Garukhuti cow scandal: PVM accuses CM of betrayal, claims land and resources looted from indigenous communities

The Prabajan Virodhi Manch (PVM) has launched a sharp attack on the Assam government over the alleged secretive diversion of exotic breed cows from the Garukhuti Bahumukhi Krishi Prakalpa in Sipajhar. PVM convenor and Supreme Court lawyer Upamanyu Hazarika accused Chief Minister Himanta Biswa Sarma and other political leaders of enriching themselves under the guise of protecting indigenous interests.
Hazarika alleged that influential politicians—including Minister Jayanta Malla Barua—have taken cows meant for the Garukhuti project without transparency, turning a public benefit scheme into a political resource grab. “This is not just another scandal,” Hazarika said. “It shows how leaders have cheated the indigenous people in the name of expelling foreigners,” he said.
The Garukhuti project was launched by the Assam government on land reclaimed from alleged Bangladeshi-origin encroachers in the Sipajhar Revenue Circle. At its inception in August 2021, Chief Minister Sarma promised to free all 77,420 bighas (approx. 26,000 acres) of encroached land and build a model agriculture-dairy project that would “feed all of Guwahati.”
While over 6,000 bighas were cleared during eviction drives, local indigenous villagers and cowherds—who had long used the land for grazing and seasonal farming—were barred from accessing the freed land. Over 90% of the encroached land reportedly remains untouched.
Hazarika emphasized that of the 2,000 families evicted, most were relocated to Dalgaon and given just one bigha of land each along with some cash compensation. Ironically, indigenous people displaced from Amchang and Silsako—whose citizenship is undisputed—received no such rehabilitation.
The controversy escalated after exotic cows reportedly disappeared from the Garukhuti project and were allegedly handed over to politicians. As public outrage grew, the Chief Minister tried to deflect criticism by claiming that the cows were “sick and dying” and that politicians who took them were doing the project a favor. He argued that auctioning them would have led to smuggling into Bangladesh.
Hazarika rejected this explanation as a post-facto cover-up: “No such claim was made by the project chairman or the minister before this. No public record or documentation supports the CM’s justification.”
He added that such unverified and inconsistent statements only further erode public trust.
“The Chief Minister routinely twists facts to suit his narrative,” he said.
Beyond the missing cattle, Hazarika framed the Garukhuti project as a broader betrayal—where the promise of reclaiming land for indigenous communities has instead ended up legitimizing Bangladeshi encroachers and enriching political elites.

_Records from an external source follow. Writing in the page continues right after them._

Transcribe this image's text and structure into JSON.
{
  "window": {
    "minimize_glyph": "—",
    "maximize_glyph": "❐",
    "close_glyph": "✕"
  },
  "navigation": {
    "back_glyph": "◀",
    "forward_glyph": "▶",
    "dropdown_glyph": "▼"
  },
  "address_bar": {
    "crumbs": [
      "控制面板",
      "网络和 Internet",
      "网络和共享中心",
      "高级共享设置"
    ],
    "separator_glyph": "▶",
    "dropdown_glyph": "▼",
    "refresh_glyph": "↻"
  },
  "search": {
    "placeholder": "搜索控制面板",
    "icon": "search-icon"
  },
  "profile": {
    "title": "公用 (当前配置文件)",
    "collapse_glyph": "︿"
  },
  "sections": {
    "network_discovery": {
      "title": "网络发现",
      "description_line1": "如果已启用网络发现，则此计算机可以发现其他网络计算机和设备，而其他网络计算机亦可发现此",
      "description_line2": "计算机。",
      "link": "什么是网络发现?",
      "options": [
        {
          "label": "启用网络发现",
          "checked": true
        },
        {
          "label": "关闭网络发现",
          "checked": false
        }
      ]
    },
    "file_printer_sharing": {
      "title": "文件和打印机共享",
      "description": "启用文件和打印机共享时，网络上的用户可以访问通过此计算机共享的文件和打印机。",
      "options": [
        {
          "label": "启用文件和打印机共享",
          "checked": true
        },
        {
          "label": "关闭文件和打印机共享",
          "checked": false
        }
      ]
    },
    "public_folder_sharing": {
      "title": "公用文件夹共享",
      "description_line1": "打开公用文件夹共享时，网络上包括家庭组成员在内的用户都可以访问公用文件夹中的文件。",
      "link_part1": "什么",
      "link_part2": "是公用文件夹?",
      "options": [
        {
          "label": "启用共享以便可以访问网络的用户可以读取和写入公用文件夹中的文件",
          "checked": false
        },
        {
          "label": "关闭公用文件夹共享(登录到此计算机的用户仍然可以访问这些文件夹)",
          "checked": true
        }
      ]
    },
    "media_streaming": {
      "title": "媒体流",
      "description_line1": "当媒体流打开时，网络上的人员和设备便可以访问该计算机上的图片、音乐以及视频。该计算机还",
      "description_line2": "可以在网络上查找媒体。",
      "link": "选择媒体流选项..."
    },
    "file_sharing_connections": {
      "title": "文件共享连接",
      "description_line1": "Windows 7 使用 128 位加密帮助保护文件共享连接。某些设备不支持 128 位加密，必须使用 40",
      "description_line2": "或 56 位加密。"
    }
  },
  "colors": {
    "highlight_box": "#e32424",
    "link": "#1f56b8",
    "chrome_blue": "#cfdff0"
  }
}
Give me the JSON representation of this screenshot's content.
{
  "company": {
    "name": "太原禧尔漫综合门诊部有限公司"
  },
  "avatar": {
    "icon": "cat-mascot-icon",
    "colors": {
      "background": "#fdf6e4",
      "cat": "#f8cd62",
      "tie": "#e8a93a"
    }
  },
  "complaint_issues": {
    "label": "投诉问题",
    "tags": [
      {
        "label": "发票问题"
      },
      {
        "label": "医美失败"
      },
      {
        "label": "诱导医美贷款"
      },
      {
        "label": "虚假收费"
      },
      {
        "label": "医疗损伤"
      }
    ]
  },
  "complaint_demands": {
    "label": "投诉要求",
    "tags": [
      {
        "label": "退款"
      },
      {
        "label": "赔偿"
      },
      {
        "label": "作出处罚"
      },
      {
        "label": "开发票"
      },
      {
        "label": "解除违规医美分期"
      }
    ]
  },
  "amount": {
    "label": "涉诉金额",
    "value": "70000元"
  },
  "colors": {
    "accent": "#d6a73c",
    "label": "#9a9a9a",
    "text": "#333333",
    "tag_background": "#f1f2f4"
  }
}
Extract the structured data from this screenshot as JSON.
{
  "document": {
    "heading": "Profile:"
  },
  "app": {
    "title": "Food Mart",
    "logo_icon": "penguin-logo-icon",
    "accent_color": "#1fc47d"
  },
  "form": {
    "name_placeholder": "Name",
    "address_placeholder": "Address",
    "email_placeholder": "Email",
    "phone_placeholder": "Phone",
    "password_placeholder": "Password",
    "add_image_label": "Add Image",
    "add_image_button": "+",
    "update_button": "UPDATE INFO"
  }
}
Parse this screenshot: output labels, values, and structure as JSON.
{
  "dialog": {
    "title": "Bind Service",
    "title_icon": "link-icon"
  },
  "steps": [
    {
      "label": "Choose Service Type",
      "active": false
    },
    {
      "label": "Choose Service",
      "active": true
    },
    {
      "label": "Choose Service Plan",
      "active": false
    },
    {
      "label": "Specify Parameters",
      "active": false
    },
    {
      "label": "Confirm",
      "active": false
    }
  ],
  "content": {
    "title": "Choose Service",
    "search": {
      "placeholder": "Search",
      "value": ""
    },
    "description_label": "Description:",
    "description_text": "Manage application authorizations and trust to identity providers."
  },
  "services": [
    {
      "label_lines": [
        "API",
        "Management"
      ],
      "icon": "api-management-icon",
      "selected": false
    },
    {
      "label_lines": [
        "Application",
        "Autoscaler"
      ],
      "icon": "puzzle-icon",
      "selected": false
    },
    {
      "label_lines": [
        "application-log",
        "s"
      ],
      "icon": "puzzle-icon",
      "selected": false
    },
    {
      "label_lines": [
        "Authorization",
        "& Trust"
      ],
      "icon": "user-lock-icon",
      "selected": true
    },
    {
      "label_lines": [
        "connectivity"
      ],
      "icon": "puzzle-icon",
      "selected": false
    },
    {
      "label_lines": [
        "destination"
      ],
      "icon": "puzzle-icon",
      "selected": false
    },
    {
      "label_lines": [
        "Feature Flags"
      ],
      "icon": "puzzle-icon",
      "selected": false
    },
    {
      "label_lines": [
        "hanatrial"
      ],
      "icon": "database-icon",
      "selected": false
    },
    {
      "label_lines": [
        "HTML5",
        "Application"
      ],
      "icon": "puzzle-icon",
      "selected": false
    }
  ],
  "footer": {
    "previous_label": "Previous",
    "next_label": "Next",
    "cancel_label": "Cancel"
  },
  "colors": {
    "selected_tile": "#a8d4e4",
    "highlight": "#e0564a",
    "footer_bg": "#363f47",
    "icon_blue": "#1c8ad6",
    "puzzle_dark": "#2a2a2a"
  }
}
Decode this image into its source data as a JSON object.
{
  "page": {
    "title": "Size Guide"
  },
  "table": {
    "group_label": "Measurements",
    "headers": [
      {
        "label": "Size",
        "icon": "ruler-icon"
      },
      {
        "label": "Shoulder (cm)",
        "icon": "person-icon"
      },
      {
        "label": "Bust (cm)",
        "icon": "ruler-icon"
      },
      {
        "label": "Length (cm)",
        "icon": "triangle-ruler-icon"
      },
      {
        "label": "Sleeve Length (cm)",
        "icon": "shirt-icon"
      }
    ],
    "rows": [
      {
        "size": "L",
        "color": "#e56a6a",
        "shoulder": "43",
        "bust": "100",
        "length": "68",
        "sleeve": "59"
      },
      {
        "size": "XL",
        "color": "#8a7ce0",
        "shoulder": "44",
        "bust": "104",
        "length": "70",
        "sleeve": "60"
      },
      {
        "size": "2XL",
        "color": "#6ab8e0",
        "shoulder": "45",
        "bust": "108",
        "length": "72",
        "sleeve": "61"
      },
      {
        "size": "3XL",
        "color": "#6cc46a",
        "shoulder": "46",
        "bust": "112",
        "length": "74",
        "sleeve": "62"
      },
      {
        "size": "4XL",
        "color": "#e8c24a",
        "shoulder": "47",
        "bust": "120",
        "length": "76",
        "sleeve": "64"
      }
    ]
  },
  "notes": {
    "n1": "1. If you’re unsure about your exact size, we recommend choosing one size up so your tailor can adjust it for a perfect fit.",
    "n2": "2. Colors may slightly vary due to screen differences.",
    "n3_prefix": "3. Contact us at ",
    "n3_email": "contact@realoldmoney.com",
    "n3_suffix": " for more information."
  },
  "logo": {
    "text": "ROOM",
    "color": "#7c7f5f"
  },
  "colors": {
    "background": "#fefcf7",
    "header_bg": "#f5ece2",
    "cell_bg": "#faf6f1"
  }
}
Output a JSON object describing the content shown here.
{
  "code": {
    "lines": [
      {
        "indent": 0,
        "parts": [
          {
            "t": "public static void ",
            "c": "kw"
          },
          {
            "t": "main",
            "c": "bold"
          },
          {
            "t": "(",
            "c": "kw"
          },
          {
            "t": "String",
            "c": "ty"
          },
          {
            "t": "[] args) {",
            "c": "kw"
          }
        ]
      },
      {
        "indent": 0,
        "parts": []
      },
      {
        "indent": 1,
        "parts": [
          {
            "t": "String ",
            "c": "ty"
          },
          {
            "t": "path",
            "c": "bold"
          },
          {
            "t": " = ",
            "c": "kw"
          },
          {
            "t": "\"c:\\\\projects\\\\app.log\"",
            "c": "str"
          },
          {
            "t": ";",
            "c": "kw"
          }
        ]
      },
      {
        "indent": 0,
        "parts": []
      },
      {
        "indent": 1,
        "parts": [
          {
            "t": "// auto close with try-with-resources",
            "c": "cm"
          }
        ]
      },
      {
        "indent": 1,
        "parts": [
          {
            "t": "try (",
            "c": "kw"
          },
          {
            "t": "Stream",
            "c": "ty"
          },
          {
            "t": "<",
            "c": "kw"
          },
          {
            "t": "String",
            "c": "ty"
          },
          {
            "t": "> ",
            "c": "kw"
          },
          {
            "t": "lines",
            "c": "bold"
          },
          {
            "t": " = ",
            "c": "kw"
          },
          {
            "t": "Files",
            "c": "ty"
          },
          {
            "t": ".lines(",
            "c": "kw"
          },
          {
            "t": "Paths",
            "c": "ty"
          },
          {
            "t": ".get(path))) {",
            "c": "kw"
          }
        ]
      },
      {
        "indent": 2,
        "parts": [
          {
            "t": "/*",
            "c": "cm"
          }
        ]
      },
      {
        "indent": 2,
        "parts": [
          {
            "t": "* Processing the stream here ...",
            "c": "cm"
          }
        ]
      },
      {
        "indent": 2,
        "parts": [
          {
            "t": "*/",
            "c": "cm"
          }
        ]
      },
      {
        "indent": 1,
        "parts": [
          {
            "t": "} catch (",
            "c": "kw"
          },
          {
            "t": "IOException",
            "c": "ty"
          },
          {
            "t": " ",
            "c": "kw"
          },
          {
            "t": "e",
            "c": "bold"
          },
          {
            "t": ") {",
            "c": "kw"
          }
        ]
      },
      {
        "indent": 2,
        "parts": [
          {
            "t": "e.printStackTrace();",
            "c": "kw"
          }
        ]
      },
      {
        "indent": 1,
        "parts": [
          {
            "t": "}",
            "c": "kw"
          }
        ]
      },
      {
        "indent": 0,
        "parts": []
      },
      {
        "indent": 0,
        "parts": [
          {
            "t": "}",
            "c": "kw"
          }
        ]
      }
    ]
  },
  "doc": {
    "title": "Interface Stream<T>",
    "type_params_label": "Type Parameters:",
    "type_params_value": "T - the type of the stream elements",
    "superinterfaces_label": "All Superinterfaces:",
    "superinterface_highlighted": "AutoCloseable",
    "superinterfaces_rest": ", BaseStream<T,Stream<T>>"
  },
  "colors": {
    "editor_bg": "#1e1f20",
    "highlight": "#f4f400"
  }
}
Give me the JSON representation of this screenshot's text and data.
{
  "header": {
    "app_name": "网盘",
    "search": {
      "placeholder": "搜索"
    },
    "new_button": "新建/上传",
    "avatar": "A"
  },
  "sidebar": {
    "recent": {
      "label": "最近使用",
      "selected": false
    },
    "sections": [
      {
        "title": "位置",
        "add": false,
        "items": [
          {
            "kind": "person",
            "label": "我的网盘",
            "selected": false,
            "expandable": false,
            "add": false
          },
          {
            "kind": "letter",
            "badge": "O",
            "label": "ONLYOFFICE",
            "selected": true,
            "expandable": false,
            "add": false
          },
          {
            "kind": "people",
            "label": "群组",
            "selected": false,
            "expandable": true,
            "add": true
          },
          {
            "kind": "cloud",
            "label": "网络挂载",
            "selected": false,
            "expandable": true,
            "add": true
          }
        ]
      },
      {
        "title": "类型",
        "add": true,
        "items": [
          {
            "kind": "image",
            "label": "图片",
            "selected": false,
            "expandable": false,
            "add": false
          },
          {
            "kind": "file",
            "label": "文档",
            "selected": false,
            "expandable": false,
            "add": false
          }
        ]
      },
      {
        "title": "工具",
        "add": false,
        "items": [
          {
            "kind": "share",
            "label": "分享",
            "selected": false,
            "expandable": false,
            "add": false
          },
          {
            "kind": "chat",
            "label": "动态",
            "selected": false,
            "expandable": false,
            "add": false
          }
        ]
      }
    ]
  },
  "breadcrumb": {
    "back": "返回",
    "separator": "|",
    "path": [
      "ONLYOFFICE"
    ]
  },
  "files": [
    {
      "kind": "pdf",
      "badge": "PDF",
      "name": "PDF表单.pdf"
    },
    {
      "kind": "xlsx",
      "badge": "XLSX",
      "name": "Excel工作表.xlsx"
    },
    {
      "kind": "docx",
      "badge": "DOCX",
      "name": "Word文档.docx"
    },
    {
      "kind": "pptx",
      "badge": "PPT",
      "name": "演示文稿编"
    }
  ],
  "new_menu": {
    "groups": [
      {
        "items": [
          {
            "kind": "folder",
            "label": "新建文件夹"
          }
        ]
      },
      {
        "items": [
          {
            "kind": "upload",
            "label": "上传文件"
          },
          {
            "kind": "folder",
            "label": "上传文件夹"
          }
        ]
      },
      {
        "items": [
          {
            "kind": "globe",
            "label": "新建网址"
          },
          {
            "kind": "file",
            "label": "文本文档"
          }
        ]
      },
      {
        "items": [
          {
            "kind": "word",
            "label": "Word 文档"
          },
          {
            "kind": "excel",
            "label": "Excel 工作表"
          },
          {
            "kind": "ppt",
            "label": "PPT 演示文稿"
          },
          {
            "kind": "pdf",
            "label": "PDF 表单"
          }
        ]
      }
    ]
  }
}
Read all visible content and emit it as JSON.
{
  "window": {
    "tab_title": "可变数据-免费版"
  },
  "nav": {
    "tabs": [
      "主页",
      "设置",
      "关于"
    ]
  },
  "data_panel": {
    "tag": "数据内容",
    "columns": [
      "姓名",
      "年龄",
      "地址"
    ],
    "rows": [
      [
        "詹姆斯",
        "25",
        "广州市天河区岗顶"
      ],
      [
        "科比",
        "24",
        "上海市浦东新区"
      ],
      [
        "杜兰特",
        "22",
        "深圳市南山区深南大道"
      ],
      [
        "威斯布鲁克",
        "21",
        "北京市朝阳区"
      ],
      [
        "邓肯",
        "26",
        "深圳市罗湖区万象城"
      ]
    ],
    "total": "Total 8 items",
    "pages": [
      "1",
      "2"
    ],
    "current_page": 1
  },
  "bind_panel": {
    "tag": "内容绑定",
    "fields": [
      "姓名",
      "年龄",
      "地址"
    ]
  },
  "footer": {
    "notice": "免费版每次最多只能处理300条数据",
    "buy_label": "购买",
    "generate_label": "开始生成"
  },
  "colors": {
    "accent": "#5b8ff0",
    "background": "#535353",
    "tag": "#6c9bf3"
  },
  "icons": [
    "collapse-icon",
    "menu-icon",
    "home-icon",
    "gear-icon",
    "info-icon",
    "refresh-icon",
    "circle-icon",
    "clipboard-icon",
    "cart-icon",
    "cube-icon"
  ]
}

“In the name of protecting Assamese identity, the government has helped the very encroachers it vowed to evict and turned indigenous villagers into outsiders on their own land,” he charged.
According to PVM, the entire Garukhuti project exemplifies how the state’s anti-encroachment narrative has been weaponized—not to protect locals—but to grab land and divert resources under a political agenda.
The organization has demanded full disclosure of all transactions related to the cattle, official records on animal health, and a transparent investigation into the land and livestock management under the Garukhuti project.